I'm currently working with an established Pharma company that has been keen on innovation for the last 50 years. Despite having the first FDA approved injection of its kind, growth is still the name of the game. It's time to continue to build out their Quality leadership team.

Responsibilities:

• Lead and manage the Validation and Quality Engineering teams responsible for qualification and validation activities across facilities, utilities, equipment, and processes.
• Oversee all commissioning, qualification, and validation (CQV) activities, including URS development, IQ, OQ, PQ, engineering studies, risk assessments, and summary reporting.
• Develop and maintain the site Validation Master Plan (VMP), ensuring alignment with current regulatory guidance and industry best practices.
• Provide technical support and subject matter expertise during regulatory inspections, client audits, and internal quality reviews.

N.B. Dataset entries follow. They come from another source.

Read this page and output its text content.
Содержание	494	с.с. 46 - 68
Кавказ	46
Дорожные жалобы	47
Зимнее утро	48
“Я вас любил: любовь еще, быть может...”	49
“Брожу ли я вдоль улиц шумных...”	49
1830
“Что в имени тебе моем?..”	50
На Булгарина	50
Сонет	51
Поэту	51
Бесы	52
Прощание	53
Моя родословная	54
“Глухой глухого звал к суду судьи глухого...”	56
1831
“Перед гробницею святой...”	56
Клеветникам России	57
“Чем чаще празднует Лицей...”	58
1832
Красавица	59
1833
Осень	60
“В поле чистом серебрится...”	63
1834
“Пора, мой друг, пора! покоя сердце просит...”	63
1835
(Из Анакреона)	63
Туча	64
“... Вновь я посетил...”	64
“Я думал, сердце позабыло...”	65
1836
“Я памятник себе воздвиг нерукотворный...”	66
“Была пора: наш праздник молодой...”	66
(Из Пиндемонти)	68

The ideal candidate brings:

• A strong technical foundation in validation and aseptic processing
• Deep understanding of regulatory compliance
• Proven leadership and project management capabilities
• Experience with isolators and RABS (highly preferred)

Competitive comp package:

• Bonus
• Health, vision, dental insurance

This position involves close collaboration with cross-functional teams in Manufacturing, Engineering, and Quality to ensure validation activities are executed efficiently, documented thoroughly, and maintained in a state of compliance. This position plays a key role in ensuring that facilities, utilities, equipment, and processes operate in compliance with cGMP and regulatory expectations.